Seoul, South Korea -- Buddhism, its philosophy, culture and temples, is crucial to an understanding of Korea, past and present. But until 2002, tourists found it difficult to access the knowledge and the riches of Korean Buddhism.

<< Calming ... Korea's Templestay program offers the chance to experience Buddhism.

That changed when the Jogye Order of Korean Buddhists initiated Templestay, a program that delivers exactly what it says - sojourns in temples.

At the time of its launch, which coincided with the football World Cup in Korea and Japan, only a handful of temples were involved in the scheme.

Six years after the FIFA roadshow left town, Templestay is booming. Last year, 13,533 tourists took part in a temple stay and the number of temples involved has grown to 87, welcoming visitors for anything from just a few hours to extended stays.

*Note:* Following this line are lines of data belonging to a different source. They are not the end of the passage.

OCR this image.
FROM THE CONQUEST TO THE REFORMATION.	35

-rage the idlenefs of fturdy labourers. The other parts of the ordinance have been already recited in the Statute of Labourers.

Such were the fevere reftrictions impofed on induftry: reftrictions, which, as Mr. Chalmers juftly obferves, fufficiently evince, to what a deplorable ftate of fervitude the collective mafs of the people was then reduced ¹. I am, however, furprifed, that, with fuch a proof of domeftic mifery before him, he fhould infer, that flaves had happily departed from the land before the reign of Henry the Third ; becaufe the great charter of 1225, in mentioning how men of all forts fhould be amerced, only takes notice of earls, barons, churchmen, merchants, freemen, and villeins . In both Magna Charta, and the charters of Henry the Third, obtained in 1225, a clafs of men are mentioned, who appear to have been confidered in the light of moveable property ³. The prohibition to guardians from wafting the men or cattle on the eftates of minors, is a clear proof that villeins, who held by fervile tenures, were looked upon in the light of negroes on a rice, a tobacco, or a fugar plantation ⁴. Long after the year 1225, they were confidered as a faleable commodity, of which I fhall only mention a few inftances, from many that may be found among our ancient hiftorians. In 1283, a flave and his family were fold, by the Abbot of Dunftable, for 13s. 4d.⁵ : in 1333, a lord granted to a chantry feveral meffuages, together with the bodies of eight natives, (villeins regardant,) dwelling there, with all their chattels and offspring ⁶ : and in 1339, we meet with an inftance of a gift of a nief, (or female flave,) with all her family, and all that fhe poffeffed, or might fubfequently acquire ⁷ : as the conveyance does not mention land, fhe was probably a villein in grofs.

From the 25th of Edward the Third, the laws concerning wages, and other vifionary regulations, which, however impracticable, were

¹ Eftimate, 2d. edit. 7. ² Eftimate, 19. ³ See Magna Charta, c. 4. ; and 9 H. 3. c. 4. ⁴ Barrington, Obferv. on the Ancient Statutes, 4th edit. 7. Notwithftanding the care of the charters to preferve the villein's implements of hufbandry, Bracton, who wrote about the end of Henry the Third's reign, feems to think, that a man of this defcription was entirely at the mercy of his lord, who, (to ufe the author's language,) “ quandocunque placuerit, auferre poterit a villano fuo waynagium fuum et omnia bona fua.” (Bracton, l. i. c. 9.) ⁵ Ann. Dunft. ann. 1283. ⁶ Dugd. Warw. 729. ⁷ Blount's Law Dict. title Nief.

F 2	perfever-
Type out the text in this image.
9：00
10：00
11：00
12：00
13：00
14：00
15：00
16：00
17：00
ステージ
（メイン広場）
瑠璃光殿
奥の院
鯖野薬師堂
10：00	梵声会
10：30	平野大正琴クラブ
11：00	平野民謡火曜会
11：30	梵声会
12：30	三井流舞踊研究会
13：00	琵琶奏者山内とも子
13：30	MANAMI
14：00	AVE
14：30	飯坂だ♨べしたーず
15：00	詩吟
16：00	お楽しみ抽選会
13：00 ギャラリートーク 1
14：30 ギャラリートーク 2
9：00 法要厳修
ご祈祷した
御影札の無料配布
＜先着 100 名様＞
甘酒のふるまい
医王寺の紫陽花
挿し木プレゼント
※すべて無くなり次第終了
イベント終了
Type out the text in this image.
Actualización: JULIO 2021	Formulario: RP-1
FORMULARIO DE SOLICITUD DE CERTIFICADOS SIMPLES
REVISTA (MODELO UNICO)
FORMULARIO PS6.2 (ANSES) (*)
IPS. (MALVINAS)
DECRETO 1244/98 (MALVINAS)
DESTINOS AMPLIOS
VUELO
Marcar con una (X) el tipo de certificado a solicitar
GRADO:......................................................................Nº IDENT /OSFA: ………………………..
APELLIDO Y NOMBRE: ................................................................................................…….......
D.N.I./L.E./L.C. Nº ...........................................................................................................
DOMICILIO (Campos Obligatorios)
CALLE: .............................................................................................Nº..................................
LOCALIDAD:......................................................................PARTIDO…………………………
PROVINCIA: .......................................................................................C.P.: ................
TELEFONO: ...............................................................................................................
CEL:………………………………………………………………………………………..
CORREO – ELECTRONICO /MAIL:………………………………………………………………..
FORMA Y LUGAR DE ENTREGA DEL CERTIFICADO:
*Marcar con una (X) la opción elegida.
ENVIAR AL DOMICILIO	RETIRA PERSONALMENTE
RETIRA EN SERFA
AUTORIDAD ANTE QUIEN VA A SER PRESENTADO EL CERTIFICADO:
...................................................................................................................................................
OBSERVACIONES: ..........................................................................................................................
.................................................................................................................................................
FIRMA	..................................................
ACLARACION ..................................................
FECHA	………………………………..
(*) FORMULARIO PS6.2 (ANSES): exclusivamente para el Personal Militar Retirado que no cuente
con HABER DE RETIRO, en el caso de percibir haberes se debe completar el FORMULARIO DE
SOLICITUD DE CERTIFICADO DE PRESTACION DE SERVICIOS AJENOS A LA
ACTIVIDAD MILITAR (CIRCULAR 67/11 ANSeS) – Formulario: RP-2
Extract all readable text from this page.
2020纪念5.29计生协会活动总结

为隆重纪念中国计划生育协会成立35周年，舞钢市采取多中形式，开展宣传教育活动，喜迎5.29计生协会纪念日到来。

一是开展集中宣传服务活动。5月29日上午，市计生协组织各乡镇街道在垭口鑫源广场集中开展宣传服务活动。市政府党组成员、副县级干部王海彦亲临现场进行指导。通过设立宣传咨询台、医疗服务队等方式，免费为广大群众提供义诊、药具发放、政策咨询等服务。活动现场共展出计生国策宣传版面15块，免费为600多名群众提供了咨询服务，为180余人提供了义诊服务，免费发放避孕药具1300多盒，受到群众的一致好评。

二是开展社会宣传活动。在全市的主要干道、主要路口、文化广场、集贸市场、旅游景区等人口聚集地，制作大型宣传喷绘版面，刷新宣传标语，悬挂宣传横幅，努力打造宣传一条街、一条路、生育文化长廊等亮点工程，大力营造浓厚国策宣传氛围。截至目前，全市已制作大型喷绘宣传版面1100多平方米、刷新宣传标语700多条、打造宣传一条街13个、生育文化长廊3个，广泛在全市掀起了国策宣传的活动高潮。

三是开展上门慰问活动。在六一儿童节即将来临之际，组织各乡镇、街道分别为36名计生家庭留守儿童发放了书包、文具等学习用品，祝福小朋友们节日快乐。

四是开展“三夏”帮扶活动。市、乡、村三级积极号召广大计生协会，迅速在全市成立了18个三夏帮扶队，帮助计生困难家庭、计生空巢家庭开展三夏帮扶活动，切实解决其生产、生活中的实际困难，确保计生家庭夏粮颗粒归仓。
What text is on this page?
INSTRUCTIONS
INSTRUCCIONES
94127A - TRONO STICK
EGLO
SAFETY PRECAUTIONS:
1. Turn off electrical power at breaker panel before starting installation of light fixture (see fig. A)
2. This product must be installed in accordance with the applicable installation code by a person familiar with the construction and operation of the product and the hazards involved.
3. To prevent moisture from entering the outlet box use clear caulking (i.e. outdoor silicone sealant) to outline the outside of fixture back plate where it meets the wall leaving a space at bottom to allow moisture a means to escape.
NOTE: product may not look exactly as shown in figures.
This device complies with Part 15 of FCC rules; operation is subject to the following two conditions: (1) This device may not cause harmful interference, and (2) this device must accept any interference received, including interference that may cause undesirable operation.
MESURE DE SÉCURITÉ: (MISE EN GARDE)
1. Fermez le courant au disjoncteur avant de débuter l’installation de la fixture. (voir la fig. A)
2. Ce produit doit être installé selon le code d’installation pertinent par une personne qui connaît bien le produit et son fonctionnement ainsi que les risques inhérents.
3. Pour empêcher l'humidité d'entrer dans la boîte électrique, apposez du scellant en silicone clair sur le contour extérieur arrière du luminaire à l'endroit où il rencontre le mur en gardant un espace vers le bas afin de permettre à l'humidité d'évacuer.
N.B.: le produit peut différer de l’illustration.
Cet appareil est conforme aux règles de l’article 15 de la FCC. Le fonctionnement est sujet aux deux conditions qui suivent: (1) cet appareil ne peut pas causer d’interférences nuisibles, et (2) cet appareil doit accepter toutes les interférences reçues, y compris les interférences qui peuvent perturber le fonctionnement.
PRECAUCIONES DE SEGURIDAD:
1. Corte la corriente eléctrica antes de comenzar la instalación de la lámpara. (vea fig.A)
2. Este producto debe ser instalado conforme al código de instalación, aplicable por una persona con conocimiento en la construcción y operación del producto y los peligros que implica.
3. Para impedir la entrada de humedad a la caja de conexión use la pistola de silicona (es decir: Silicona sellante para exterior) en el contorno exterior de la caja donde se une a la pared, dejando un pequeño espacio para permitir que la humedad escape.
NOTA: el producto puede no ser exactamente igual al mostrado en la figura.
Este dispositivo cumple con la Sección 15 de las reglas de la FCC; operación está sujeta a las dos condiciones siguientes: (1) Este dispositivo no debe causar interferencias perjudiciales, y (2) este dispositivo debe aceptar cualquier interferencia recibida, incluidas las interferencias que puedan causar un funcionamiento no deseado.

Generally, life for tourists who opt for a temple stay mirrors that of the monks who live there, with early rises, meditation sessions, meal offerings and homage services.

Guests can be as active or as solitary as they like with most temples offering additional activities in traditional Buddhism practices, such as martial arts, tea ceremonies and prayer bead and lantern making.

Guests are given robes for their visit, are served their meals and sleep in same-sex dormitories.

A bonus for tourists is that generally Korean temples, having been forced out of cities in times of religious oppression, are found in some of the most beautiful areas of the country in the mountain or parks. There are a number of city-based temples taking part in the scheme, too.

A basic two-day program, including an overnight stay, costs from $59 to $95.

The program's website, eng.templestay.com, lists participating temples and has extensive information on the place of Buddhism in Korean life. Interestingly, it also warns tourists that life in most temples begins about 3am.